Synopsis Over the course of several years of his life, we follow a young man struggle through boot camp, military service, post traumatic stress disorder and drug addiction set against the events of the War on Terror and the Opioid Crisis in the United States.

Length 2 hours, 22 minutes

Release Date February 26th, 2021 (Theaters), March 12th, 2021 (Apple TV+)

 

Rating R

Distribution Apple TV+

Directing Joe and Anthony Russo

Writing Angela Russo-Otstot, Jessica Goldberg

Composition Henry Jackman

Starring Tom Holland, Ciara Bravo, Jack Reynor, Michael Rispoli, Jeff Wahlberg

The first of the Russo Brothers’ directorial projects following Captain America: The Winter Soldier (2014), Captain America: Civil War (2016), Avengers: Infinity War (2018) and Avengers: Endgame (2019) has reached theaters and streaming devices near you! 

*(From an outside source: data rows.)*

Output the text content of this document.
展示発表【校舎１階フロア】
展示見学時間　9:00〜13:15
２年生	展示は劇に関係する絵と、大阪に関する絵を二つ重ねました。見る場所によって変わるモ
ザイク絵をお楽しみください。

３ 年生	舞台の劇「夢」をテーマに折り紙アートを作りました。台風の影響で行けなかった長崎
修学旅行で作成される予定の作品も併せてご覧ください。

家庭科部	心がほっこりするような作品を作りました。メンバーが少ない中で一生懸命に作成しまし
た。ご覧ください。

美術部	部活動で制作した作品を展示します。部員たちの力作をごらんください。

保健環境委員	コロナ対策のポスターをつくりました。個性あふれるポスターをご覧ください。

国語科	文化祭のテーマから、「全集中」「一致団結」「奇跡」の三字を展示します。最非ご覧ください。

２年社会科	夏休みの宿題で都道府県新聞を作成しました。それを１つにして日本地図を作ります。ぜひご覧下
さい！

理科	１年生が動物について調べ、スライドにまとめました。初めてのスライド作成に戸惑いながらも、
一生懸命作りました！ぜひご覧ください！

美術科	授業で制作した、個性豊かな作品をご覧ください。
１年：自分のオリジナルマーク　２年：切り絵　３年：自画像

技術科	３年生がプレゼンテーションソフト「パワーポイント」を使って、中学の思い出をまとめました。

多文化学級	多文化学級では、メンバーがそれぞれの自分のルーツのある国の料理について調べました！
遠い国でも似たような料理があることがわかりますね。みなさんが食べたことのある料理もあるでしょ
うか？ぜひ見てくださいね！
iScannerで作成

Cherry (2021) is the first film they’ve worked on following them becoming the most financially successful directors in cinematic history. With other projects such as their massive espionage film The Gray Man for Netflix incoming, this is the first taste of what their post-Marvel Studios filmmaking is going to look like.

Can the Russo Brothers scale back their talents to produce a smaller, more intimate character study or will their instincts for shooting massive action blockbusters intrude on the type of story they ought to be telling?  

Content Guide

Violence/Scary Images: Violence and uncomfortable imagery throughout the movie; characters are depicted injecting needles and scenes of combat depict dead bodies and death sequences.
Language/Crude Humor: Heavy swearing and language throughout the film, including crude sexual references.
Drug/Alcohol References: A character works as a bartender; heavy drinking and drunkenness is depicted. The plot surrounds several characters becoming drug addicts and dealing with the fallout of drug usage.
Sexual Content: Out of wedlock sexuality, masturbation and partial nudity are depicted, although we don’t see full-body nudity at any point. Characters talk about their sexual frustrations.
Spiritual Content: None.
Other Negative Content: Themes of casual drug addiction, relationship violence and nihilism.
Positive Content: Themes of trying to overcome addiction and trauma.

Review

I’ve been eagerly watching the careers of the Russo Brothers for years! I remember Joe and Anthony Russo from back on their days collaborating with Dan Harmon on Community and directing several of the best episodes of the series. Then they turned around and made a name for themselves directing Captain America and Avengers sequels, becoming the most financially successful directors in history. 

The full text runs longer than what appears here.